La agresividad infantil es una de las conductas que más preocupa a los padres: aunque forma parte del proceso de adaptación social, es necesario regularla

La socialización con otros niños y la empatía son claves para frenar la agresividad infantil

La agresividad infantil es una de las conductas que más preocupa a los padres junto con las rabietas. Sin embargo, tal como explica el Dr. Jesús Garrido (Mi Pediatra Online), que un niño pegue a otros forma parte del proceso de adaptación. Por eso, es necesario que los adultos sean capaces de regular la agresividad del niño.

En este sentido, el Dr. Garrido defiende la escolarización precoz frente a la crianza con apego, ya que la primera puede servir para fomentar la sociabilización precoz de los niños. “Los padres tienen que manifestar al niño su cariño, su apego, su apoyo y darle seguridad, pero para eso no hace falta que le dediquen el 100 % de su tiempo”, explica. “Es mucho más importante la calidad del tiempo que se le dedica que la cantidad”, incide.

La escolarización precoz permite que el niño se interrelacione con otros como él, recibiendo los estímulos necesarios para ello. De esta forma se establecen relaciones entre iguales, sin la intervención de adultos, lo cual favorece la regulación de su afectividad. Si un pequeño pega a otro, y este se la devuelve, se regulan las conductas y la agresividad infantil. La reflexión que hará el niño es: “Debo dejar de hacer daño a la otra persona porque reconozco que los demás también tienen capacidad de hacerme daño a mí; la única forma de evitarlo es alcanzar un status quo de respeto mutuo”.

¿Y si la agresividad es contra los padres?

Si un niño pega a sus padres, la mejor opción, explica el pediatra, es desarrollar la empatía del niño. “A los 18-24 meses, los niños funcionan por lenguaje corporal, por lo que si se le da una explicación de por qué no debe de pegar, no lo va a entender”, advierte el Dr. Garrido. Sin embargo, sí entiende una explicación mediante los gestos ante esa reacción de agresividad infantil.

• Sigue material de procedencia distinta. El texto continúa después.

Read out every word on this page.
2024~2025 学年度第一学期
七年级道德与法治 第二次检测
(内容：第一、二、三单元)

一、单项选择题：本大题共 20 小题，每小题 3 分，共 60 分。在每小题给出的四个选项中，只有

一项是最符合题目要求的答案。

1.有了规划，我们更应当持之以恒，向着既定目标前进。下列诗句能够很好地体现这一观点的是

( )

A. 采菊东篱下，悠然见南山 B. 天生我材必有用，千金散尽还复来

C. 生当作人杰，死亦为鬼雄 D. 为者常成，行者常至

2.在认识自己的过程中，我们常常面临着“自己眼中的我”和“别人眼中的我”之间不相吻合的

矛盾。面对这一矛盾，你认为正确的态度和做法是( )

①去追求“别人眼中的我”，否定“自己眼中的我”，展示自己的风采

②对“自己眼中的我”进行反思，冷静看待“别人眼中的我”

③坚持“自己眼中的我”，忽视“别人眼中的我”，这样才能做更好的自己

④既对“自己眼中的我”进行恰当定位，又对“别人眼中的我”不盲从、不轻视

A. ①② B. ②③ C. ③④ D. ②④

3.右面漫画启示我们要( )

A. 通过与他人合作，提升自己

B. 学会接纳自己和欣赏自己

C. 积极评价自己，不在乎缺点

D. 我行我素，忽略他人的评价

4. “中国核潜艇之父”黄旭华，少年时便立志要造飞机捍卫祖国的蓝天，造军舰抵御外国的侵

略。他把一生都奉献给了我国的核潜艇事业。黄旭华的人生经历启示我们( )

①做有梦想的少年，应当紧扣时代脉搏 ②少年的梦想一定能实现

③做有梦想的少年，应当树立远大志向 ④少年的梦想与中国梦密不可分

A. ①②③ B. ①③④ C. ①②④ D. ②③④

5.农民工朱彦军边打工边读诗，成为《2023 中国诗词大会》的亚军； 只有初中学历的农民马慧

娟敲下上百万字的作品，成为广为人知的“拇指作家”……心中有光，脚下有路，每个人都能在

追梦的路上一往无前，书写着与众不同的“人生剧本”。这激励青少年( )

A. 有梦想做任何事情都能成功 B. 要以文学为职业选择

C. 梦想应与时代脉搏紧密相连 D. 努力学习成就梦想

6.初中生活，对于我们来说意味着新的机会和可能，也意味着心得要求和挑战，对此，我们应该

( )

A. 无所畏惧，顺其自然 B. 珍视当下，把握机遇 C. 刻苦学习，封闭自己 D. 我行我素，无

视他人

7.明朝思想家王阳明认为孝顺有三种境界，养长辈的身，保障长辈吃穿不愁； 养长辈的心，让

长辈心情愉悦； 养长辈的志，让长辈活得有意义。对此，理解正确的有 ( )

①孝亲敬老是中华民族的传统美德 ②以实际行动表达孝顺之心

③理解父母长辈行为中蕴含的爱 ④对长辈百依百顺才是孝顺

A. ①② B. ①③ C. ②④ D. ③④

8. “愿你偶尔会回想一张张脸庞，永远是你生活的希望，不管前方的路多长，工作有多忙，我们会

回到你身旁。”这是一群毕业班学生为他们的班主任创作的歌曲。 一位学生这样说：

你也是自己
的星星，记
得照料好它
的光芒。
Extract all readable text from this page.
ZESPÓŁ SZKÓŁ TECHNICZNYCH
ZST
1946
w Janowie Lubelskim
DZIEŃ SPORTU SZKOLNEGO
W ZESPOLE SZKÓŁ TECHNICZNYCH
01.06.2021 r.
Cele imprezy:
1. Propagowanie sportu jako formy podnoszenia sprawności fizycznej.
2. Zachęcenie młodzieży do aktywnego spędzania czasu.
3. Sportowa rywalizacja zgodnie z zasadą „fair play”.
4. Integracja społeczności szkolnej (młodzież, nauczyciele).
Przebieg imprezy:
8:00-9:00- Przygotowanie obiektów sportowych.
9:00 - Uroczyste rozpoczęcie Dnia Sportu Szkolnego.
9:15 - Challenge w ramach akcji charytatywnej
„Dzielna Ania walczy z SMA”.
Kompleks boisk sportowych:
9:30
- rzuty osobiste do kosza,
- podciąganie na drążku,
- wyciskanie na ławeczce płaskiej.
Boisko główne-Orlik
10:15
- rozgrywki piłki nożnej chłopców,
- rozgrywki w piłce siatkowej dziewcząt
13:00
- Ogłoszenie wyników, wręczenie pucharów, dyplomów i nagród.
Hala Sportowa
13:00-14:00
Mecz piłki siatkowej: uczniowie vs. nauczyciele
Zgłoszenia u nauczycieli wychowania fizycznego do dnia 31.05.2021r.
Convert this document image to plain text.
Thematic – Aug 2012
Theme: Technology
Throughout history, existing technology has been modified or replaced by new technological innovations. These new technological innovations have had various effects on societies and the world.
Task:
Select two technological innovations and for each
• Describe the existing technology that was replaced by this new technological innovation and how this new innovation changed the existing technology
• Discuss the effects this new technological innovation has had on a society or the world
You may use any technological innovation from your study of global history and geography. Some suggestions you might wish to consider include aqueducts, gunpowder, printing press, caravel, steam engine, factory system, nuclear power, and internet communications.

Un ejemplo: en medio de un juego, si el niño da una torta a sus padres, estos deben retirarse y poner cara triste. De esta forma, el niño se preguntará qué ha pasado, se dará cuenta de que estás triste y responderá con una sonrisa o una gracia. Si, aún así, se persiste en el gesto de tristeza, se conseguirá que el niño se de cuenta de que ha actuado mal. Buscará el abrazo como perdón.

Se trata, en definitiva, de enseñar al niño a darse cuenta de los sentimientos de aquellos a quienes hace daño. “La gente que es muy agresiva de adulto, no tiene empatía, se desahoga con la agresividad sin darse cuenta del daño que genera a personas que conviven con él a las que teóricamente quiere”, reflexiona el pediatra.